Well, I went digging for other designs that could be used. A buddy here at work pointed me at a paper written by Matt Welsh, David Culler, and Eric Brewer at UC Berkely. They describe a modular architecture that they call SEDA (Staged Event Driven Architecture). It’s a fairly interesting read, and strangely enough, right around the time they came up with this back in 2001, a few friends of mine and I were working on a generic data processing engine, for an outfit called Create-A-Check, using a very similar architecture.

So what is SEDA? Well, basically it is a collection of objects, called stages, that each handle a small component of processing. A web server stage list might look like this.

  1. Listen for connections
  2. Read request
  3. return cached static page
  4. fetch static page and add to cache
  5. fetch dynamic page

Each stage has a small queue at the front that holds incoming events. Each stage then acts on the event, then forwards it to the next stage. The execution would look like tree traversal, stage 1 to stage 2 to stage 3, stage 1 to stage 2 to stage 5, etc.

So what are the advantages to this modular architecture? Well, for one, you can dynamically adjust your pipeline based on things like server load. For example, if a server is getting slammed, it can start to reject dynamic page requests, and just handle static requests.
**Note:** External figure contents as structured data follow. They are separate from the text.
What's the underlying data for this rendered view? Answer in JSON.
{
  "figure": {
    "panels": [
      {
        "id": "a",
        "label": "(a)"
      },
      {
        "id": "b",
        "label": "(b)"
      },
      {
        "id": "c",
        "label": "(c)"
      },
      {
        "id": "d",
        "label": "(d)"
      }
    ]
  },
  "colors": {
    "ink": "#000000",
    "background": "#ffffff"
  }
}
Perhaps it can redirect requests that would require a cache-refresh, or insert a new stage that just returns a global “Service is Down” page for all requests. The business rules could be applied in a much more fine-grained fashion, and it would be easier to change them.
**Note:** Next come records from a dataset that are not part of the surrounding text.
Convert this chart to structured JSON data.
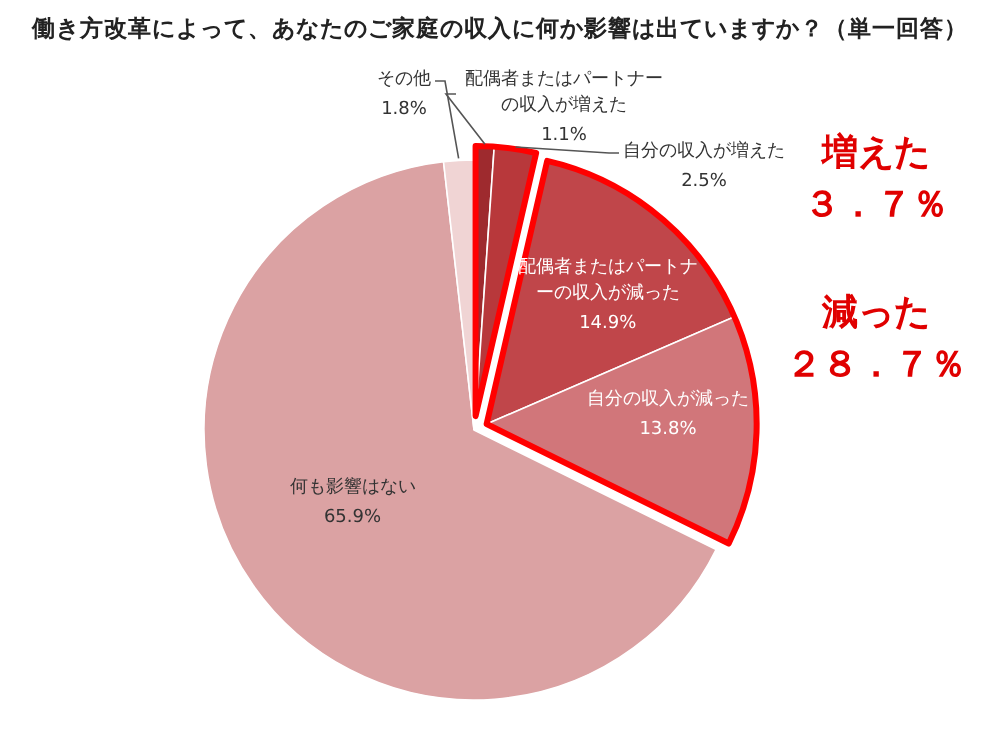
{
  "chart_data": {
    "type": "pie",
    "title": "働き方改革によって、あなたのご家庭の収入に何か影響は出ていますか？（単一回答）",
    "categories": [
      "配偶者またはパートナーの収入が増えた",
      "自分の収入が増えた",
      "配偶者またはパートナーの収入が減った",
      "自分の収入が減った",
      "何も影響はない",
      "その他"
    ],
    "values": [
      1.1,
      2.5,
      14.9,
      13.8,
      65.9,
      1.8
    ],
    "value_labels": [
      "1.1%",
      "2.5%",
      "14.9%",
      "13.8%",
      "65.9%",
      "1.8%"
    ],
    "colors": [
      "#9e2a2e",
      "#b8383b",
      "#c0464a",
      "#d1767a",
      "#dba2a3",
      "#f0d4d4"
    ],
    "annotations": [
      "増えた",
      "３．７％",
      "減った",
      "２８．７％"
    ]
  }
}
So now we’re looking at ways that SEDA could possibly help us solve our problems with high-volume multicast problems that RTES is facing. We are also looking at applying this model to our key request/certificate generation/verification servers. SEDA seems like a perfect fit for them.

In all of this, I’ve learned a couple of things. When it comes to high performace servers, it’s not the first 90% of capacity that’s the hard part. It’s that last 10%. Everything gets a bit blurry, and things can degrade very quickly, and unexpectedly. Handling load gracefully is a fun trick, and there’s no real silver bullet. As computing progresses, and high volume servers become more and more prevelant, new techniques will surely develop. It should be a fun ride.